• La salida del funcionario despresuriza la disputa política en la SEP, pero no corrige la caída en matrícula ni el retroceso en aprendizaje que documentan organizaciones civiles. El relevo cambia el nombre en la oficina; la crisis estructural permanece.
Ernesto Madrid
La salida del hombre que se subió al tabique y se mareó —porque el ego terminó pesando más que las prioridades educativas— no fue un simple ajuste administrativo. Fue el desenlace visible de una disputa que, más que pedagógica, se volvió política. Entre abucheos por los libros de texto gratuitos y consignas cruzadas dentro y fuera de la SEP, dejó el cargo y regresó a su plaza docente. El debate quedó suspendido en el aire, pero los datos no.
Su relevo, Nadia López García, llega a un despacho marcado por la controversia, pero también por cifras que trascienden el ruido ideológico. Mientras la discusión pública se concentró en el contenido de los libros, los indicadores comenzaron a mostrar un deterioro estructural.
La organización Mexicanos Primero ha insistido en que el problema no se limita a los materiales.
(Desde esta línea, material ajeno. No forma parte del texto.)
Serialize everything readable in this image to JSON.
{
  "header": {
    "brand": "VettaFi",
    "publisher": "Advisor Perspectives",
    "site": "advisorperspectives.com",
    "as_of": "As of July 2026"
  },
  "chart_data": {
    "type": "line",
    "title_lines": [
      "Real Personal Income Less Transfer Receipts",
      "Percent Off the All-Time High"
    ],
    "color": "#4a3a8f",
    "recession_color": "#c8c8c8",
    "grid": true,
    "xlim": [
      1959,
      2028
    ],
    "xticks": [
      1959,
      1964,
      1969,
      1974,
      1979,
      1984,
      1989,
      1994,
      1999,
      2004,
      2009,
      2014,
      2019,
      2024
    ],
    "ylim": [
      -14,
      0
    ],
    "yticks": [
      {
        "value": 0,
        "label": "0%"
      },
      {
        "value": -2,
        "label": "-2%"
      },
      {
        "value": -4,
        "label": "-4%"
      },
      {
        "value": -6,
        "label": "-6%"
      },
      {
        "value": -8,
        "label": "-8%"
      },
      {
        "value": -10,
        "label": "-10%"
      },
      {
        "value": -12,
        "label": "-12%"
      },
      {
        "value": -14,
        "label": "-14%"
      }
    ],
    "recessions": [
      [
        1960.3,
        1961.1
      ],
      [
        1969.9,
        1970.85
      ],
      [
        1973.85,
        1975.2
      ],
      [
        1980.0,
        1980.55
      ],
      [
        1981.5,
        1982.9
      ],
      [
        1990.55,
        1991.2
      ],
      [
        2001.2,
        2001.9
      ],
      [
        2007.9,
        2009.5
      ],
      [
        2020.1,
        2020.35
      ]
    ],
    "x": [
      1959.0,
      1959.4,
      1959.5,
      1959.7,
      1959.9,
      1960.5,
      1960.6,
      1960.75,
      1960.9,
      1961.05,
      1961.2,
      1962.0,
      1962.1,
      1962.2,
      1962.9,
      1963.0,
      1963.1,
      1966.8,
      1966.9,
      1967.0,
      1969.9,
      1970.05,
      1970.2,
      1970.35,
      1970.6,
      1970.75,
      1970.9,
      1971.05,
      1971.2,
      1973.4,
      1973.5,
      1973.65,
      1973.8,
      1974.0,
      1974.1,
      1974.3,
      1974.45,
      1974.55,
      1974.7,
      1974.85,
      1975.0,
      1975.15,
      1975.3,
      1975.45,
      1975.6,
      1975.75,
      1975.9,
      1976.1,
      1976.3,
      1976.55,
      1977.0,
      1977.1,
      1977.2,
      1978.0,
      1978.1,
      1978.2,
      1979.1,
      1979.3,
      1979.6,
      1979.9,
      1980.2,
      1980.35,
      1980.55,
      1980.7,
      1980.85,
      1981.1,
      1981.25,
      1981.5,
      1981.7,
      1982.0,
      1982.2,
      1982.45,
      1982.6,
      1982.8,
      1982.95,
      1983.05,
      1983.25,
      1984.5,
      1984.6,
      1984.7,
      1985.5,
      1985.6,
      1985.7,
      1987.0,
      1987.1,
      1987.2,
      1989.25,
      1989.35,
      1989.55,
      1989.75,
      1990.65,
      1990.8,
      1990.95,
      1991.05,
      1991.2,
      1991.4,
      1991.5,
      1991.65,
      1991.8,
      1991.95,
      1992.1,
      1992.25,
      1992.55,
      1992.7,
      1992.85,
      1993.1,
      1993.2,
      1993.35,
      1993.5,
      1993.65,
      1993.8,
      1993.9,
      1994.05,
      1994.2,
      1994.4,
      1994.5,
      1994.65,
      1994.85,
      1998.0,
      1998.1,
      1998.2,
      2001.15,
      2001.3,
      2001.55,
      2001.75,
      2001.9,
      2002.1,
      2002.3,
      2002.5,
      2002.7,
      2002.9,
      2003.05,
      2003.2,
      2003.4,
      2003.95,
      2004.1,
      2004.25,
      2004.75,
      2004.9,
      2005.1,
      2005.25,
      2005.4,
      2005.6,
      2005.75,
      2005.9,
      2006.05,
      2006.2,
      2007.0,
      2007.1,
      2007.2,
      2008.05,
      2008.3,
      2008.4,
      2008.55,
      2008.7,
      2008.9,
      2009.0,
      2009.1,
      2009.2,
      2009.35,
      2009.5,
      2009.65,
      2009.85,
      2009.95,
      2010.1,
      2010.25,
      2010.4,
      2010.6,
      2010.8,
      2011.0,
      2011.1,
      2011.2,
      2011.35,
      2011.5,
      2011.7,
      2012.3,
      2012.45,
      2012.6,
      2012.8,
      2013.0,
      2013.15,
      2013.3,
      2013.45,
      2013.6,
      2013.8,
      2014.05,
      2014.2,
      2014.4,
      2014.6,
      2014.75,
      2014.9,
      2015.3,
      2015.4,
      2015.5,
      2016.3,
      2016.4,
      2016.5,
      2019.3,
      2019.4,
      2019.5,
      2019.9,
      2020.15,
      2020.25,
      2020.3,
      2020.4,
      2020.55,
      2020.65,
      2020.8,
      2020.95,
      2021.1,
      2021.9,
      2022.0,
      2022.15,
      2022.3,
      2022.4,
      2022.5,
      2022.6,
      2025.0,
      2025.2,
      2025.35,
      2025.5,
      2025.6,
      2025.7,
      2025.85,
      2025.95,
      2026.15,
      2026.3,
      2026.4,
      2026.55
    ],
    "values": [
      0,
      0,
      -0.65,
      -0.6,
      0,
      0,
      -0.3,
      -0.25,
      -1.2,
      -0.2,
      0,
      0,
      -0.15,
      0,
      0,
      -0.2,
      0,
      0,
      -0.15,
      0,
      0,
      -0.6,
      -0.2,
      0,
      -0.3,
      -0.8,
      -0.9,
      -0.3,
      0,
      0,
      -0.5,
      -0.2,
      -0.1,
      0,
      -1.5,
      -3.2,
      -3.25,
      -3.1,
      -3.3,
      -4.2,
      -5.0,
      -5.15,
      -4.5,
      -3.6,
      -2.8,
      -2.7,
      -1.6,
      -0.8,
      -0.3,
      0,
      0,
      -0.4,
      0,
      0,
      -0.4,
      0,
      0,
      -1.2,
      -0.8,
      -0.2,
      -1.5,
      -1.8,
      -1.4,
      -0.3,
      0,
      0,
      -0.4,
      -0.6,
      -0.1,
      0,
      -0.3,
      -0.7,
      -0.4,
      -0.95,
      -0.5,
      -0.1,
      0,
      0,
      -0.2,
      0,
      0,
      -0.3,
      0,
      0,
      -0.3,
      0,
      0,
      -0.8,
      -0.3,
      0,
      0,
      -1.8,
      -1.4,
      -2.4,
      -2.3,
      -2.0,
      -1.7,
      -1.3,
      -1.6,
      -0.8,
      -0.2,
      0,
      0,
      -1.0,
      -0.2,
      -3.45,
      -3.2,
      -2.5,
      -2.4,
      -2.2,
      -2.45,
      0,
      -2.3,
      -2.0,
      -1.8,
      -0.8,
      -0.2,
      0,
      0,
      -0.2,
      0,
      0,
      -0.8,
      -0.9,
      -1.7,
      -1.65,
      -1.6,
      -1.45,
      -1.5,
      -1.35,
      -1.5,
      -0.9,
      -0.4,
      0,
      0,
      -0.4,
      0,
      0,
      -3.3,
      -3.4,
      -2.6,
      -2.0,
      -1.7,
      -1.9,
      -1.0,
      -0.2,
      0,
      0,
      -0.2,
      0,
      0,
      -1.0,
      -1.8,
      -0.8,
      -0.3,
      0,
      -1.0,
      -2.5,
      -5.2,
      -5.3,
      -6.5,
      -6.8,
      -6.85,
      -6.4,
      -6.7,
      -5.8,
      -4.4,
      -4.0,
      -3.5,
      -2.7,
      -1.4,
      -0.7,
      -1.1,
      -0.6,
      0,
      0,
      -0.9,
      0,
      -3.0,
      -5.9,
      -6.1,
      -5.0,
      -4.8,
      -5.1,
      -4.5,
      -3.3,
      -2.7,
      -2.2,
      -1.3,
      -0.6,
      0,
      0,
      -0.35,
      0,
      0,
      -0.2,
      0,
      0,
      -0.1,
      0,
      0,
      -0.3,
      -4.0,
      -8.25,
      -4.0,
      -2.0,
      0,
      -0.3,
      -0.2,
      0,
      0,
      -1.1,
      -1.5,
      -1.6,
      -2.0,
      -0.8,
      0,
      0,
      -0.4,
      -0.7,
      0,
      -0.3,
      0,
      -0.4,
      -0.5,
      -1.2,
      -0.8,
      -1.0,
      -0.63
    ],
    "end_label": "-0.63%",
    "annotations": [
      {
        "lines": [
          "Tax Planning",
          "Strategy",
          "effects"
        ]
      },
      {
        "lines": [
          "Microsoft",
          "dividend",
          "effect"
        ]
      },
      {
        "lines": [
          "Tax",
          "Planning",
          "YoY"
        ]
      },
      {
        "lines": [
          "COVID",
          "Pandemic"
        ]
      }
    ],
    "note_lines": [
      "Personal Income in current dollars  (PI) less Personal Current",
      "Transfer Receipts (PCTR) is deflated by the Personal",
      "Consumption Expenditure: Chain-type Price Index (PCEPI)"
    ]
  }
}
Sin acompañamiento docente sólido, formación continua, infraestructura adecuada y mecanismos técnicos autónomos de evaluación curricular, cualquier reforma editorial resulta insuficiente. La propuesta es clara: un sistema permanente, profesional e independiente para revisar contenidos con criterios técnicos y no políticos.
El diagnóstico se cruza con los datos de México ¿Cómo Vamos?, que documenta que el componente de “Acceso a conocimientos básicos” del Índice de Progreso Social (IPS) cayó a su nivel más bajo desde 2015. La matrícula en preescolar y primaria descendió tras la pandemia y no se ha recuperado plenamente; en secundaria, los niveles están por debajo de los observados al inicio de la serie. El retroceso compromete movilidad social y productividad futura.
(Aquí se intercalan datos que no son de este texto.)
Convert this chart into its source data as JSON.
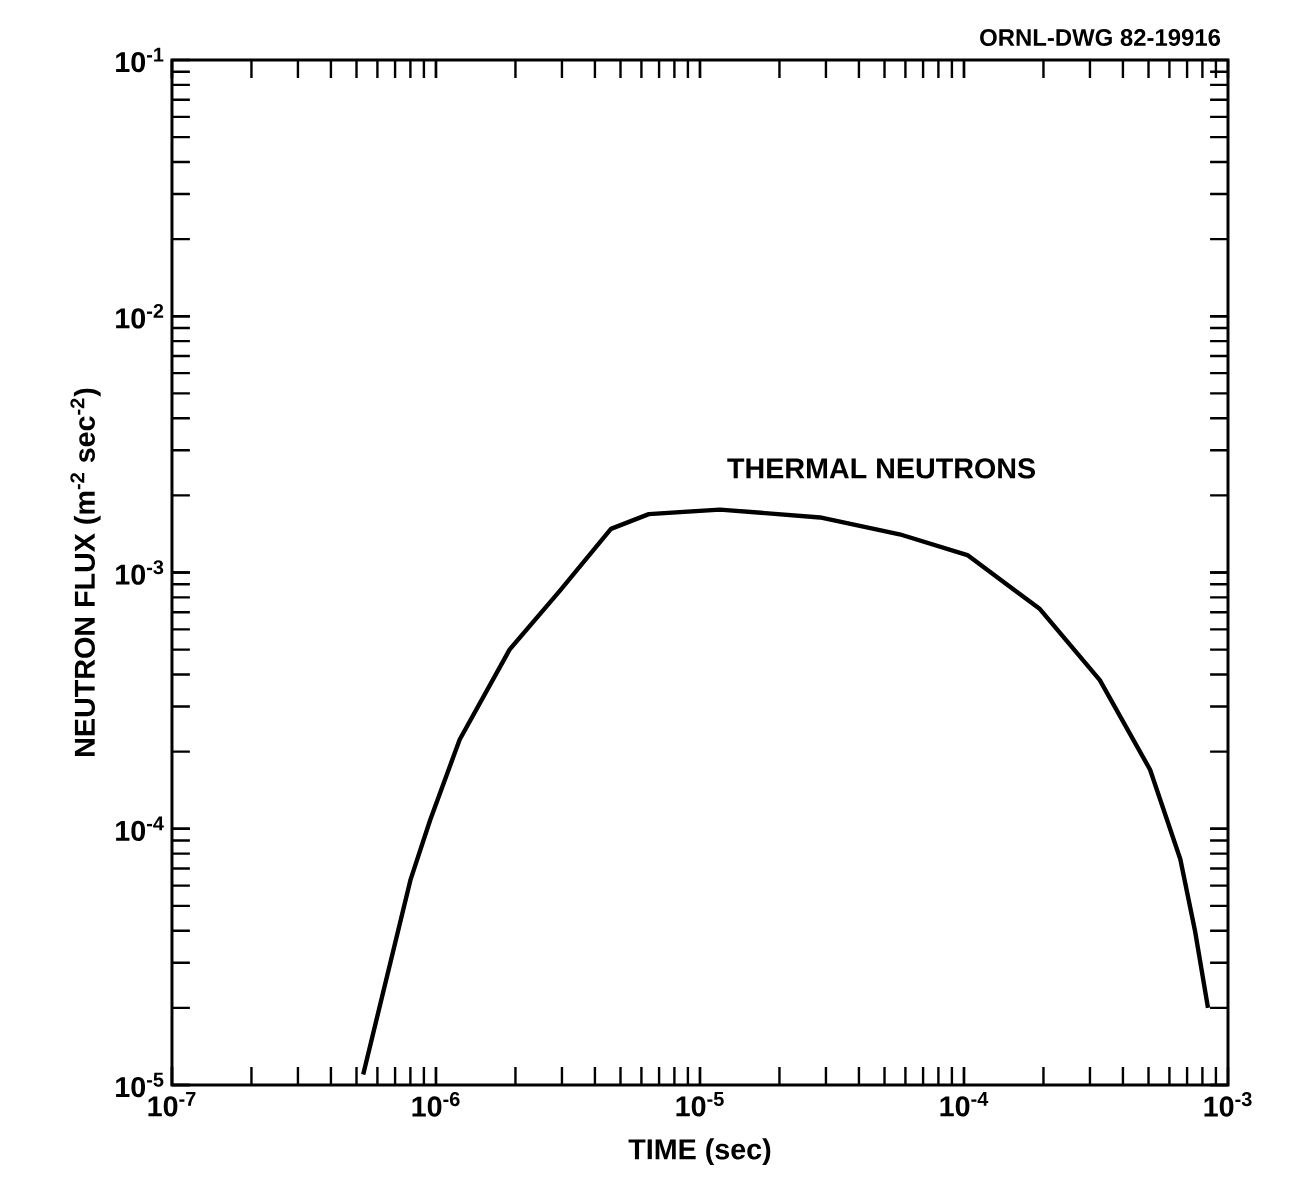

A ese cuadro se suman los hallazgos de Mexicanos Contra la Corrupción y la Impunidad, que documentó inconsistencias en la planeación y calidad de materiales educativos, particularmente en el Conafe. En febrero de 2024, la organización reveló que se distribuyeron libros en inglés en comunidades marginadas como Oxchuc, Chiapas, donde la mayoría de la población habla lenguas indígenas y no domina el español. Los contenidos incluían temas complejos con saltos cronológicos y falta de rigor pedagógico, lo que dificultaba el aprendizaje en contextos de alta vulnerabilidad.
Arriaga se va, el rezago se queda
El modelo educativo impulsado en ese ámbito, basado en tutorías y aprendizaje individual, exige docentes altamente capacitados; sin embargo, en muchas comunidades el personal cuenta apenas con secundaria o bachillerato incompleto. Especialistas advierten que la combinación de materiales poco contextualizados y formación limitada puede generar más confusión que avance académico.
El IPS —que mide desarrollo social más allá del PIB e integra dimensiones como necesidades básicas, fundamentos del bienestar y oportunidades— también muestra rezagos territoriales preocupantes. Este año destacan Guanajuato, Puebla y Michoacán, pero el caso de Morelos resulta especialmente significativo: la entidad figura entre los peores desempeños en acceso a conocimientos básicos, profundizando brechas en un estado donde la movilidad social ya enfrentaba obstáculos estructurales. Campeche completa la lista de mayor rezago. Cuatro de esas entidades son gobernadas por Morena y una por el PAN, evidencia de que el deterioro no distingue siglas partidistas.
En ese contexto, la discusión sobre los libros se volvió símbolo. Para un sector del oficialismo, representaban una ruptura histórica; para críticos y especialistas, evidenciaban improvisación, sobrecarga al magisterio e inconsistencias conceptuales.
Pero mientras la política debatía consignas, los indicadores avanzaban en sentido contrario.
Las denuncias administrativas y los señalamientos internos terminaron por acelerar la salida del funcionario. Sin embargo, su partida no modifica la realidad que describen los datos ni corrige la caída en matrícula ni el deterioro en aprendizajes básicos.
Hoy la SEP tiene un relevo en la Dirección de Materiales Educativos. Lo que no tiene aún es una estrategia integral que articule evaluación independiente, fortalecimiento docente y recuperación de matrícula. La educación, motor histórico de movilidad social, enfrenta presión económica en los hogares, secuelas postpandemia y polarización política.
El hombre que se mareó en el tabique ya no está.
Pero el rezago —documentado, medido y territorialmente visible, especialmente en Morelos— permanece.